Runs Test for Randomness

NIST/SEMATECH Section 1.3.5.13 Runs Test for Randomness

What It Is

The runs test (Wald-Wolfowitz test) is a non-parametric test for randomness that counts the number of runs -- uninterrupted sequences of observations above or below the median. Too few or too many runs indicate non-random patterns in the data.

When to Use It

Use the runs test to assess whether the order of observations is random, without making assumptions about the underlying distribution. It detects trends, oscillations, clustering, and other departures from randomness that might not be captured by the autocorrelation function. The test is particularly useful for residual analysis after model fitting and for validating the randomness assumption in control chart applications.

How to Interpret

If the absolute value of Z exceeds 1.96 (at the 5% significance level), reject the null hypothesis of randomness. Too few runs (negative Z) suggest positive autocorrelation or trending behavior -- adjacent observations tend to be on the same side of the median.
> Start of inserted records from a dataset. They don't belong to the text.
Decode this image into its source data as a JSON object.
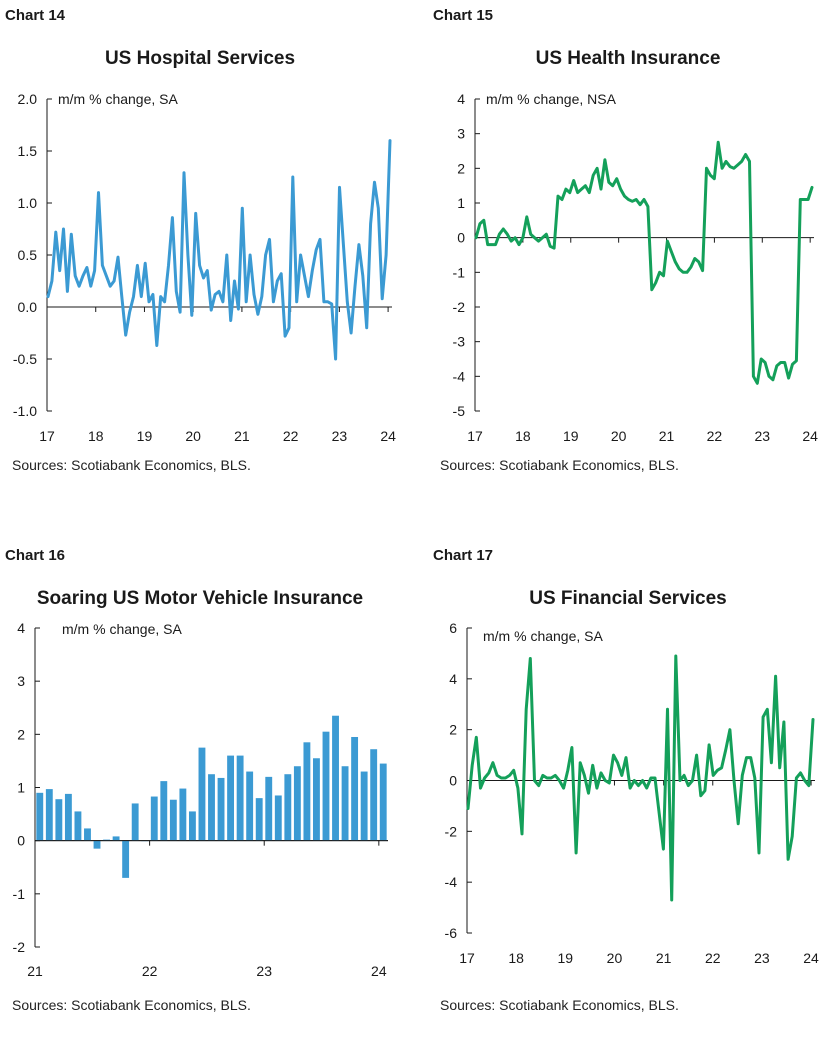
{
  "colors": {
    "blue": "#3b9ad3",
    "green": "#14a05a",
    "axis": "#1a1a1a"
  },
  "source_note": "Sources: Scotiabank Economics, BLS.",
  "chart_data": [
    {
      "label": "Chart 14",
      "title": "US Hospital Services",
      "type": "line",
      "unit_label": "m/m % change, SA",
      "color": "#3b9ad3",
      "ylim": [
        -1.0,
        2.0
      ],
      "yticks": [
        "2.0",
        "1.5",
        "1.0",
        "0.5",
        "0.0",
        "-0.5",
        "-1.0"
      ],
      "ytick_values": [
        2.0,
        1.5,
        1.0,
        0.5,
        0.0,
        -0.5,
        -1.0
      ],
      "xtick_labels": [
        "17",
        "18",
        "19",
        "20",
        "21",
        "22",
        "23",
        "24"
      ],
      "x_start_year": 2017,
      "x_end_year": 2024.08,
      "grid": false,
      "series": [
        {
          "values": [
            0.1,
            0.25,
            0.72,
            0.35,
            0.75,
            0.15,
            0.7,
            0.3,
            0.2,
            0.3,
            0.38,
            0.2,
            0.35,
            1.1,
            0.4,
            0.3,
            0.2,
            0.25,
            0.48,
            0.1,
            -0.27,
            -0.05,
            0.1,
            0.4,
            0.1,
            0.42,
            0.05,
            0.12,
            -0.37,
            0.1,
            0.05,
            0.4,
            0.86,
            0.15,
            -0.05,
            1.29,
            0.5,
            -0.08,
            0.9,
            0.4,
            0.28,
            0.35,
            -0.03,
            0.12,
            0.15,
            0.05,
            0.5,
            -0.13,
            0.25,
            -0.02,
            0.95,
            0.05,
            0.5,
            0.12,
            -0.07,
            0.1,
            0.5,
            0.65,
            0.05,
            0.25,
            0.32,
            -0.28,
            -0.2,
            1.25,
            0.05,
            0.5,
            0.3,
            0.1,
            0.35,
            0.55,
            0.65,
            0.05,
            0.05,
            0.03,
            -0.5,
            1.15,
            0.6,
            0.05,
            -0.25,
            0.2,
            0.6,
            0.3,
            -0.2,
            0.8,
            1.2,
            0.95,
            0.08,
            0.5,
            1.6
          ]
        }
      ]
    },
    {
      "label": "Chart 15",
      "title": "US Health Insurance",
      "type": "line",
      "unit_label": "m/m % change, NSA",
      "color": "#14a05a",
      "ylim": [
        -5,
        4
      ],
      "yticks": [
        "4",
        "3",
        "2",
        "1",
        "0",
        "-1",
        "-2",
        "-3",
        "-4",
        "-5"
      ],
      "ytick_values": [
        4,
        3,
        2,
        1,
        0,
        -1,
        -2,
        -3,
        -4,
        -5
      ],
      "xtick_labels": [
        "17",
        "18",
        "19",
        "20",
        "21",
        "22",
        "23",
        "24"
      ],
      "x_start_year": 2017,
      "x_end_year": 2024.08,
      "grid": false,
      "series": [
        {
          "values": [
            0.0,
            0.4,
            0.5,
            -0.2,
            -0.2,
            -0.2,
            0.1,
            0.25,
            0.1,
            -0.1,
            0.0,
            -0.2,
            0.0,
            0.6,
            0.1,
            0.0,
            -0.1,
            0.0,
            0.1,
            -0.25,
            -0.3,
            1.2,
            1.1,
            1.4,
            1.3,
            1.65,
            1.3,
            1.4,
            1.5,
            1.3,
            1.8,
            2.0,
            1.4,
            2.25,
            1.6,
            1.5,
            1.7,
            1.4,
            1.2,
            1.1,
            1.05,
            1.1,
            0.95,
            1.1,
            0.9,
            -1.5,
            -1.3,
            -1.0,
            -1.1,
            -0.1,
            -0.4,
            -0.7,
            -0.9,
            -1.0,
            -1.0,
            -0.85,
            -0.6,
            -0.7,
            -0.95,
            2.0,
            1.8,
            1.7,
            2.75,
            2.0,
            2.2,
            2.05,
            2.0,
            2.1,
            2.2,
            2.4,
            2.2,
            -4.0,
            -4.2,
            -3.5,
            -3.6,
            -4.0,
            -4.1,
            -3.7,
            -3.6,
            -3.6,
            -4.05,
            -3.65,
            -3.55,
            1.1,
            1.1,
            1.1,
            1.45
          ]
        }
      ]
    },
    {
      "label": "Chart 16",
      "title": "Soaring US Motor Vehicle Insurance",
      "type": "bar",
      "unit_label": "m/m % change, SA",
      "color": "#3b9ad3",
      "ylim": [
        -2,
        4
      ],
      "yticks": [
        "4",
        "3",
        "2",
        "1",
        "0",
        "-1",
        "-2"
      ],
      "ytick_values": [
        4,
        3,
        2,
        1,
        0,
        -1,
        -2
      ],
      "xtick_labels": [
        "21",
        "22",
        "23",
        "24"
      ],
      "x_start_year": 2021,
      "x_end_year": 2024.08,
      "grid": false,
      "series": [
        {
          "values": [
            0.9,
            0.97,
            0.78,
            0.88,
            0.55,
            0.23,
            -0.15,
            0.02,
            0.08,
            -0.7,
            0.7,
            0.0,
            0.83,
            1.12,
            0.77,
            0.98,
            0.55,
            1.75,
            1.25,
            1.18,
            1.6,
            1.6,
            1.3,
            0.8,
            1.2,
            0.85,
            1.25,
            1.4,
            1.85,
            1.55,
            2.05,
            2.35,
            1.4,
            1.95,
            1.3,
            1.72,
            1.45
          ]
        }
      ]
    },
    {
      "label": "Chart 17",
      "title": "US Financial Services",
      "type": "line",
      "unit_label": "m/m % change, SA",
      "color": "#14a05a",
      "ylim": [
        -6,
        6
      ],
      "yticks": [
        "6",
        "4",
        "2",
        "0",
        "-2",
        "-4",
        "-6"
      ],
      "ytick_values": [
        6,
        4,
        2,
        0,
        -2,
        -4,
        -6
      ],
      "xtick_labels": [
        "17",
        "18",
        "19",
        "20",
        "21",
        "22",
        "23",
        "24"
      ],
      "x_start_year": 2017,
      "x_end_year": 2024.08,
      "grid": false,
      "series": [
        {
          "values": [
            -1.1,
            0.6,
            1.7,
            -0.3,
            0.1,
            0.3,
            0.7,
            0.2,
            0.1,
            0.1,
            0.2,
            0.4,
            -0.3,
            -2.1,
            2.8,
            4.8,
            0.0,
            -0.2,
            0.2,
            0.1,
            0.1,
            0.2,
            0.0,
            -0.3,
            0.4,
            1.3,
            -2.85,
            0.7,
            0.2,
            -0.5,
            0.6,
            -0.3,
            0.3,
            0.0,
            -0.1,
            1.0,
            0.7,
            0.2,
            0.9,
            -0.3,
            0.0,
            -0.2,
            0.0,
            -0.3,
            0.1,
            0.1,
            -1.3,
            -2.7,
            2.8,
            -4.7,
            4.9,
            0.0,
            0.2,
            -0.2,
            0.0,
            1.0,
            -0.6,
            -0.4,
            1.4,
            0.2,
            0.4,
            0.5,
            1.2,
            2.0,
            0.0,
            -1.7,
            0.2,
            0.9,
            0.9,
            0.1,
            -2.85,
            2.5,
            2.8,
            0.7,
            4.1,
            0.5,
            2.3,
            -3.1,
            -2.2,
            0.1,
            0.3,
            0.0,
            -0.2,
            2.4
          ]
        }
      ]
    }
  ]
}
Too many runs (positive Z) suggest negative autocorrelation or oscillatory behavior -- observations frequently alternate above and below the median. The runs test complements the autocorrelation function by detecting patterns that may not manifest as simple lag-1 dependence. Always visualize the data with a run-sequence plot to supplement the test results.
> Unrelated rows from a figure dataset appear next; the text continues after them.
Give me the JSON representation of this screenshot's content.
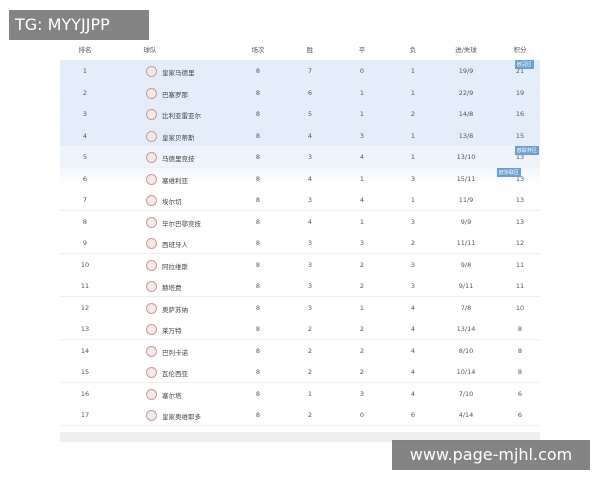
{
  "watermarks": {
    "top": "TG: MYYJJPP",
    "bottom": "www.page-mjhl.com"
  },
  "table": {
    "headers": [
      "排名",
      "球队",
      "场次",
      "胜",
      "平",
      "负",
      "进/失球",
      "积分"
    ],
    "rows": [
      [
        "1",
        "皇家马德里",
        "8",
        "7",
        "0",
        "1",
        "19/9",
        "21"
      ],
      [
        "2",
        "巴塞罗那",
        "8",
        "6",
        "1",
        "1",
        "22/9",
        "19"
      ],
      [
        "3",
        "比利亚雷亚尔",
        "8",
        "5",
        "1",
        "2",
        "14/8",
        "16"
      ],
      [
        "4",
        "皇家贝蒂斯",
        "8",
        "4",
        "3",
        "1",
        "13/8",
        "15"
      ],
      [
        "5",
        "马德里竞技",
        "8",
        "3",
        "4",
        "1",
        "13/10",
        "13"
      ],
      [
        "6",
        "塞维利亚",
        "8",
        "4",
        "1",
        "3",
        "15/11",
        "13"
      ],
      [
        "7",
        "埃尔切",
        "8",
        "3",
        "4",
        "1",
        "11/9",
        "13"
      ],
      [
        "8",
        "毕尔巴鄂竞技",
        "8",
        "4",
        "1",
        "3",
        "9/9",
        "13"
      ],
      [
        "9",
        "西班牙人",
        "8",
        "3",
        "3",
        "2",
        "11/11",
        "12"
      ],
      [
        "10",
        "阿拉维斯",
        "8",
        "3",
        "2",
        "3",
        "9/8",
        "11"
      ],
      [
        "11",
        "赫塔费",
        "8",
        "3",
        "2",
        "3",
        "9/11",
        "11"
      ],
      [
        "12",
        "奥萨苏纳",
        "8",
        "3",
        "1",
        "4",
        "7/8",
        "10"
      ],
      [
        "13",
        "莱万特",
        "8",
        "2",
        "2",
        "4",
        "13/14",
        "8"
      ],
      [
        "14",
        "巴列卡诺",
        "8",
        "2",
        "2",
        "4",
        "8/10",
        "8"
      ],
      [
        "15",
        "瓦伦西亚",
        "8",
        "2",
        "2",
        "4",
        "10/14",
        "8"
      ],
      [
        "16",
        "塞尔塔",
        "8",
        "1",
        "3",
        "4",
        "7/10",
        "6"
      ],
      [
        "17",
        "皇家奥维耶多",
        "8",
        "2",
        "0",
        "6",
        "4/14",
        "6"
      ]
    ],
    "badges": [
      "欧冠区",
      "欧联杯区",
      "欧协联区"
    ]
  }
}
Assumptions and Limitations

The runs test requires a sequence of observations in their original time order. It is a non-parametric test and makes no assumptions about the underlying distribution. The normal approximation for the Z-statistic requires that both n1 > 10 and n2 > 10 (where n1 and n2 are the counts above and below the median); for smaller samples, exact critical value tables should be used. The test is sensitive to ties at the median, which must be handled consistently.

Reference: NIST/SEMATECH e-Handbook, Section 1.3.5.13

Formulas

Expected Number of Runs

E(R) = \frac{2 n_1 n_2}{n_1 + n_2} + 1

The expected number of runs under the null hypothesis of randomness, where n1 and n2 are the counts of observations above and below the median.
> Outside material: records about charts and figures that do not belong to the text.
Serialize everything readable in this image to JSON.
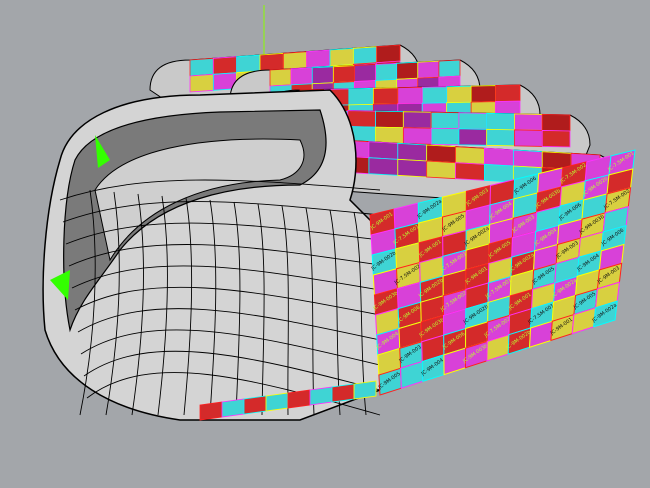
{
  "viewport": {
    "background": "#a3a6aa",
    "shell_color": "#d4d4d4",
    "edge_color": "#000000",
    "highlight_color": "#33ff00",
    "axis_color": "#88ff00"
  },
  "panel_colors": [
    "#d42a2a",
    "#d841d8",
    "#3fd4d4",
    "#d8d040",
    "#b01c1c",
    "#9a2aa0"
  ],
  "panel_edge_colors": [
    "#ff2020",
    "#ff30ff",
    "#00ffff",
    "#ffff00"
  ],
  "panel_labels": [
    "JC-9M-001",
    "JC-9M-002b",
    "JC-9M-003b",
    "JC-9M-004",
    "JC-9M-005",
    "JC-7.5M-001",
    "JC-7.5M-002",
    "JC-9M-006",
    "JC-9M-003",
    "JC-9M-002a"
  ]
}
Standard Deviation of Runs

\sigma_R = \sqrt{\frac{2n_1 n_2(2n_1 n_2 - n_1 - n_2)}{(n_1 + n_2)^2(n_1 + n_2 - 1)}}

The standard deviation of the number of runs under randomness, used to standardize the test statistic.

Z-Statistic

Z = \frac{R - E(R)}{\sigma_R}

The standardized test statistic, which follows an approximate standard normal distribution for large samples.